Initially, he takes time for granted: There will be time, there will be time To prepare a face to meet the faces that you meet; There will be time to murder and create, And time for all the works and days of hands That lift and drop a question on your plate; Time for you and time for me, And time yet for a hundred indecisions, And for a hundred visions and revisions, Before the taking of a toast and tea. There are two significant incidents in the poem that cause Prufrock to alter his view on time. The first is when he asks the question “Do I dare / Disturb the universe?” Immediately after posing this question “..there is time [only] For decisions and revisions which a minute will reverse”, implying that he realizes his time is limited. Second, he comes to the understanding that he plays the part of the Fool, which arouses the realization that he is almost out of time. This awareness leads him to the “Overwhelming question”: What happens after time runs out? Fingers entwining about his very soul, Prufrocks neurosis leads him again and again to peer into the face of death. He has “..seen the eternal Footman hold [his] coat, and snicker.” In short, he was afraid. “The eyes that fix you in a formulated phrase” are the eyes of God calling him to account for his life; “Then how should I begin / To spit out all the butt-ends of my days and ways?” The mental image of being “..pinned and wriggling on the wall” suggests that Prufrock is terrified of the time when he will be held accountable.

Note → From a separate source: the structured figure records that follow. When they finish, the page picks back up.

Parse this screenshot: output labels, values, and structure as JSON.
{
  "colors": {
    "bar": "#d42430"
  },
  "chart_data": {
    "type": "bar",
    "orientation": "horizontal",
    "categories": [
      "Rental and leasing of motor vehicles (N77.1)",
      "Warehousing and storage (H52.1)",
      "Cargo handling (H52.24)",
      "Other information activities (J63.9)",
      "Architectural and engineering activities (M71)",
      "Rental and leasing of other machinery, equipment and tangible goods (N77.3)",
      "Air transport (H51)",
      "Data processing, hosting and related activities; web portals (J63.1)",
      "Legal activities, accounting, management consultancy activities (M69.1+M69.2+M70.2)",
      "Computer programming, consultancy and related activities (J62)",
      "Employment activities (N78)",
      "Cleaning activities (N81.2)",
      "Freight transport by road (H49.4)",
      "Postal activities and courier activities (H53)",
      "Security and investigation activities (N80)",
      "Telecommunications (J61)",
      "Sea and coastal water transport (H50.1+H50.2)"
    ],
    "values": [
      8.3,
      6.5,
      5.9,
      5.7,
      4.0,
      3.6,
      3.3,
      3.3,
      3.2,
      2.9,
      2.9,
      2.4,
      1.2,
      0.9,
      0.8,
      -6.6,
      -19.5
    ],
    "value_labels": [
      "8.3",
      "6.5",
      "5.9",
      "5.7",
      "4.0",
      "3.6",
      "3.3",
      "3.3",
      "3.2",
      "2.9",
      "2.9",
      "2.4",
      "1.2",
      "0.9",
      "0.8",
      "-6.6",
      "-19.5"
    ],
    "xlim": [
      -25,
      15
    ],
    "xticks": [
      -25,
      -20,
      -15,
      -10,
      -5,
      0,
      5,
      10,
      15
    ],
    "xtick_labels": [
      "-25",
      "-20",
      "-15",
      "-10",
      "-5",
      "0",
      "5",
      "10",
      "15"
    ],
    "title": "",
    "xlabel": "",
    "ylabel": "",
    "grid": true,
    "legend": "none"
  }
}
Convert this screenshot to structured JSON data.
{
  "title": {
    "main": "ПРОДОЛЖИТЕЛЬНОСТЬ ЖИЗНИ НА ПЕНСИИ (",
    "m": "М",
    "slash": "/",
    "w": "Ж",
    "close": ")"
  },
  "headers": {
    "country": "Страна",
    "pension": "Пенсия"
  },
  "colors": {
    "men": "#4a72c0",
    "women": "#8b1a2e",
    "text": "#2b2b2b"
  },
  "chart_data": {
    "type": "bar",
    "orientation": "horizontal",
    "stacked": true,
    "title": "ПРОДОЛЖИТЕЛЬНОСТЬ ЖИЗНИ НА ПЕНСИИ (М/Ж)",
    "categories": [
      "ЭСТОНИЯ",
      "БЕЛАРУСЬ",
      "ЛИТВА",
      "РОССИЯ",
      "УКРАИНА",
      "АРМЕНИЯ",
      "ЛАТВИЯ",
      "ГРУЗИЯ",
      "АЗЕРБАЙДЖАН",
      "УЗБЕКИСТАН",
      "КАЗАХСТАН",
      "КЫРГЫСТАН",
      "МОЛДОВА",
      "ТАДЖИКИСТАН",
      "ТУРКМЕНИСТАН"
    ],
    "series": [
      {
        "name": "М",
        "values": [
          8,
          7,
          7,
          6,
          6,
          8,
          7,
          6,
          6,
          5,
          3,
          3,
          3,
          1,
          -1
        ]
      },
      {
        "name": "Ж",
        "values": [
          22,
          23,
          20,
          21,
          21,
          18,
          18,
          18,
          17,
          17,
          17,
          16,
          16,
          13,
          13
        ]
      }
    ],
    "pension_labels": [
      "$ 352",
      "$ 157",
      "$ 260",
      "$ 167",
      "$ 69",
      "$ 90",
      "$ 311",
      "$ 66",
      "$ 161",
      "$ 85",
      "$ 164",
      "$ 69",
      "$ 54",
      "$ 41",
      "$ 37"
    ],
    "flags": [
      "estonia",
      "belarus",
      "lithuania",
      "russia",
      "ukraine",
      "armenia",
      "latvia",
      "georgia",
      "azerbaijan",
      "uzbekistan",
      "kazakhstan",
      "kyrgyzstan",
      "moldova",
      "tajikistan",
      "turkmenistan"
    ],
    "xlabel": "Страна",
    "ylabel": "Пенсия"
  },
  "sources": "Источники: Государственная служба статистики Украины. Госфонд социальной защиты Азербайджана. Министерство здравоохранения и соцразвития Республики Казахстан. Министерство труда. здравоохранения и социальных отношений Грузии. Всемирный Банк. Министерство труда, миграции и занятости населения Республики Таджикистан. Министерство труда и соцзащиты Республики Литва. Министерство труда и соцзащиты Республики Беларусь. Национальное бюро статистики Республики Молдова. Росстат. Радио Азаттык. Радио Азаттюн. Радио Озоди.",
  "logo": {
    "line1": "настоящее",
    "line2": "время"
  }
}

(Although at the earliest reading these lines may not appear to have any profound meaning, in light of the overall context of the poem this interpretation has sufficient validity.) His neurosis makes him the master of his own hell. As unorthodox as these views on Prufrock may be, there are credible sources that substantiate the above theories. Prufrocks concentration on physical concerns is highlighted in several quotes: “Wanting nothing less than the ability to fully articulate and control an image of himself, Prufrock is afraid of both himself and others. (McNamara, 203), “Prufrock is bothered by the womens opinion of his appearance..he is merely hoping that by conforming to the standards expected by society he may be able to keep the backbiting women at bay.” (Bagshee, 192) Literary support for Prufrocks mental state of both anxiety and emotional denial is overwhelming. There is “..the real sense of isolation, of loneliness, that exists under the surface.” (Bagchee, 187) The quotes “It is as if his mind were gradually convulsed with spasms of suffering and then were intermittently rallied with a mythology of self-esteem, only to succumb each time to more rational despair.” (Smith, 220) and “..this sinister, slithering, and self-willed street is an active agent of the anxiety that haunts the protagonist.” (Bagshee, 191) paint the dark picture of a disconsolate man. “The self and the self-image can never coincide.. and the result is an interminable anxiety which can only increase.” (Ayers, 212) Robert McNamara describes Prufrocks pathology perfectly when he asserts: “Prufrock” treats the disease in the only way Eliot acknowledged it could be treated: the only cure for Romanticism is to analyze it.

Rhetoric is pathological, in Eliots view, when it becomes vehicle for evading feeling [and] for creating self-satisfying illusions. This is exactly what Prufrock does. His over-analysis of every minute detail is a vain attempt to shirk the “question.” “Surely the “overwhelming question” is there in the poem..” (Dyson, 184) “In his absurd and pointless life the encounter with this question is likely to be the only significant thing to happen to Prufrock.. The point of the intersection between time and eternity.. So far his life has been far from remarkable and he knows that.. Prufrock needs something that is infinite.” (Bagshee, 192) The fear of being accountable for a wasted, superficial life is the reason he has difficulty confronting the ultimate question.

T.S. Eliots poem, “The Love Song of J. Alfred Prufrock”, has challenged me to explore the frontiers of my emotions. With delight I consumed each line in hope of a deeper discovery. I am thankful to have had the opportunity to study such a profound poet. This process will better equip me with essential.